An undirected graph $G$ can be decomposed into simple edge-disjoint cycles if and only if all of its vertices have even degree. Research effort:
$\rightarrow)$ I think this is relatively easy.
$\leftarrow)$ Let $G = (V,E)$, let $w$ be any vertex of $G$, given that all the vertex have even degree, I'm assured that I can construct a simple edge-disjoint cycle.
Now let's call this set of edges $S$.
Let $G' = (V,E/S)$
It's easy to see that given that I deleted a pair number of edges for each vertex (or none, in case the vertex was not part of the cycle), and every vertex in $G$ had a pair number of vertex, then, all the vertex in $G'$ have even degree or degree $0$.
Let $w'$ be a vertex in $G'$ whit degree more than $0$. I can construct another simple edge-disjoint cycle...
I can keep doing this procedure until all the vertex in the graph have degree $0$. And at this point I'll have decomposed $G$ into simple edge-disjoint cycles, then QED.
This proof is horrible, I can see some errors whit the reasoning, such when I say: "I'm assured that I can construct a simple edge-disjoint cycle".
Can you help me whit a more sound proof?
 A: I think this proof works. You are missing proper formulation of your ideas into proof. I will be using strong induction to prove that every even graph decomposes into cycles.
Lemma 1. : If every vertex of a graph G has degree at least 2, then G contains a cycle.
(Hint : consider maximal path in G).
Proof :
We apply induction on number of edges. For e = 3, triangle is the even graph, and it is the cycle itself. Let, this be true for all graphs having number of edges less than e, for some e > 3. Using Lemma 1. this even graph G contains a cycle C.
Consider the graph G' = G - E(C). G' is also an even graph, as the cycle has 0 or 2 edges at each vertex, so degree of each vertex remains even after removing edges of the cycle C. Now, G' is an even graph having lesser number of edges, so by principle of using induction it can be decomposed into cycles. The graph G now has the decomposition of G' and the cycle C. Hence proved.
QED.
Hope this clarifies your argument.
A: Your proof would be absolutely fine if we can prove that the construction of a simple edge disjoint cycle is always possible. Take any vertex u with a positive degree and start a tour on adjacent vertices until you are unable to explore further. Keep deleting the edges you have traveled. Assume you end at vertex v. What we have is a trail (not path):
$$u,u_{1},u_{2}........v$$
The claim is, v has to be u.
Assume u and v are different. For every appearance of vertex v except the last one in the above list, there need to be two edges incident on v, one incoming and other outgoing. But for the last appearance, we need only one edge to enter the vertex v. Hence odd number of edges incident on v are used in the above trail. This leads to the fact there is at least one more edge on v yet to be explored. So the vertex v can not be the end of traversal. This proves u=v.

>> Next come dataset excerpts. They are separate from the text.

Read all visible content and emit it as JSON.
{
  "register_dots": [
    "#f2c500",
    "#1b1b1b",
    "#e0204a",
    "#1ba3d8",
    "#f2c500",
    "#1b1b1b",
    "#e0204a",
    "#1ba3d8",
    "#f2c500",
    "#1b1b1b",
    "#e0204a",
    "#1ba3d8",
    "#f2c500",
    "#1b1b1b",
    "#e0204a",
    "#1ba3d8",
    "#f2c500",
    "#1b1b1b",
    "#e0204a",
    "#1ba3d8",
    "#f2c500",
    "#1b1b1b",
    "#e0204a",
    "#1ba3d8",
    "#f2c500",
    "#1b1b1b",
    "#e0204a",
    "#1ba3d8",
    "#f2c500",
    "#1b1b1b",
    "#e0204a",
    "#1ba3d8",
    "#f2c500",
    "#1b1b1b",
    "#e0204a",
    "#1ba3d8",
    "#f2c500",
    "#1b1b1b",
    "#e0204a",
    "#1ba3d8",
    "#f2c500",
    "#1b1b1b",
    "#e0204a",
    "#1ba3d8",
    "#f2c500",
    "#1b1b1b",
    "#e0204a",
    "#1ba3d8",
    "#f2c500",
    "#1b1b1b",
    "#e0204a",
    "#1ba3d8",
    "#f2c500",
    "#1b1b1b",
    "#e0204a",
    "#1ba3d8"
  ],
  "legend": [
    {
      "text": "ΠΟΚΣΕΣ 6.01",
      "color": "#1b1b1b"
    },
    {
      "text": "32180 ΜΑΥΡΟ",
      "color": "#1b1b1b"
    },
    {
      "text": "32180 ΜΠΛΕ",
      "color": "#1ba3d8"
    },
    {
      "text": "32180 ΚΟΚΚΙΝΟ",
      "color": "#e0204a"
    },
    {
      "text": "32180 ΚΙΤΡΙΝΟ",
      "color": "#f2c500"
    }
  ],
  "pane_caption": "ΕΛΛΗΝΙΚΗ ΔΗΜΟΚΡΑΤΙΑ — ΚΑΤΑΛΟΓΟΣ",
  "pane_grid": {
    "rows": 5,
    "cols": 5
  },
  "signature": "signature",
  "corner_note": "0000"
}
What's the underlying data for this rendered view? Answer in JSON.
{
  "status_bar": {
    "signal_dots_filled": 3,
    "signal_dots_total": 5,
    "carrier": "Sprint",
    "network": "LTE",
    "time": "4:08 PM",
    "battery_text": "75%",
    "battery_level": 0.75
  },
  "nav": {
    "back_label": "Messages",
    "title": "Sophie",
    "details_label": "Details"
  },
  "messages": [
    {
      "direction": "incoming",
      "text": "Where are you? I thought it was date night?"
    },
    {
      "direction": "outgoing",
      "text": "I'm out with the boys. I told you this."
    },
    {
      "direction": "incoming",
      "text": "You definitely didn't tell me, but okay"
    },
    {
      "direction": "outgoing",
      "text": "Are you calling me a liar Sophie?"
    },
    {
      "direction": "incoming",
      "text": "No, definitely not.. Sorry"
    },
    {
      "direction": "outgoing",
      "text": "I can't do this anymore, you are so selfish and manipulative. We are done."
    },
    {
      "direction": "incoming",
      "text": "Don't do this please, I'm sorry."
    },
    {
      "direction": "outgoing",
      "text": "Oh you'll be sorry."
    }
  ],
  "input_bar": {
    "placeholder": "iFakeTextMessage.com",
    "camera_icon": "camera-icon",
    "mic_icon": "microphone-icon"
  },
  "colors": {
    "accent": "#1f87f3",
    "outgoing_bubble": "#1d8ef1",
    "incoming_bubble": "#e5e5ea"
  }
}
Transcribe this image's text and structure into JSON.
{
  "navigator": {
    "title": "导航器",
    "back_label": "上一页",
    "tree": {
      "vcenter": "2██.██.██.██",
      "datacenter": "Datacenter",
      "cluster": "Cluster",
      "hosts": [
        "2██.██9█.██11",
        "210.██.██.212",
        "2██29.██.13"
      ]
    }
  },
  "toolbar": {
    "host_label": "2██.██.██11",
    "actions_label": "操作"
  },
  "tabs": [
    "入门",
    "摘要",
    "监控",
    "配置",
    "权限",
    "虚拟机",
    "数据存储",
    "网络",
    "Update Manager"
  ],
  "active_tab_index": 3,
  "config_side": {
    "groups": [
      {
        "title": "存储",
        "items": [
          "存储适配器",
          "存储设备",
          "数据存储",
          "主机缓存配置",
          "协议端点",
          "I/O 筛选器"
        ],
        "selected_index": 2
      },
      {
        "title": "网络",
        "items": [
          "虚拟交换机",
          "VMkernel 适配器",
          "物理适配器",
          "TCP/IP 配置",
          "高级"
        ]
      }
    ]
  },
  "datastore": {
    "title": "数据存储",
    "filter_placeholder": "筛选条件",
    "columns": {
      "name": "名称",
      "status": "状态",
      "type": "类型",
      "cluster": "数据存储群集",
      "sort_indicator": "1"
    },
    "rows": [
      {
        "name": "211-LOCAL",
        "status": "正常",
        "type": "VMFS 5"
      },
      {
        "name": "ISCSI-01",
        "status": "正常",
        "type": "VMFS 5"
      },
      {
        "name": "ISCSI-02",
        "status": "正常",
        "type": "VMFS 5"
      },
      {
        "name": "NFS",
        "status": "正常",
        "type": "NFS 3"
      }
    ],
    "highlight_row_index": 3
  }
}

Now we have the circuit, which can be broken into disjoint edge cycles. How? For every two occurrence of a vertex y in the circuit, remove the circuit y-y from the parent circuit. Keep doing this recursively to get cycles.
Example: circuit $u,u_{1},u_{2},u_{3},u_{2},u$ be broken into $u,u_{1},u_{2},u$ and
$u_{2},u_{3},u_{2}$ 
Since we have deleted the edges explored, the cycles have disjoint edges. We recursively keep finding circuits in the main graph, deleting the edges until we have explored all the edges. Which completes your proof.
An easy proof- let $G_{1}$,$G_{2}$,$G_{3}$... be connected components of the graph. Since the degree of each vertex is even there are Eulerian circuit for each component. Then the trails can be broken into disjoint cycles for each component.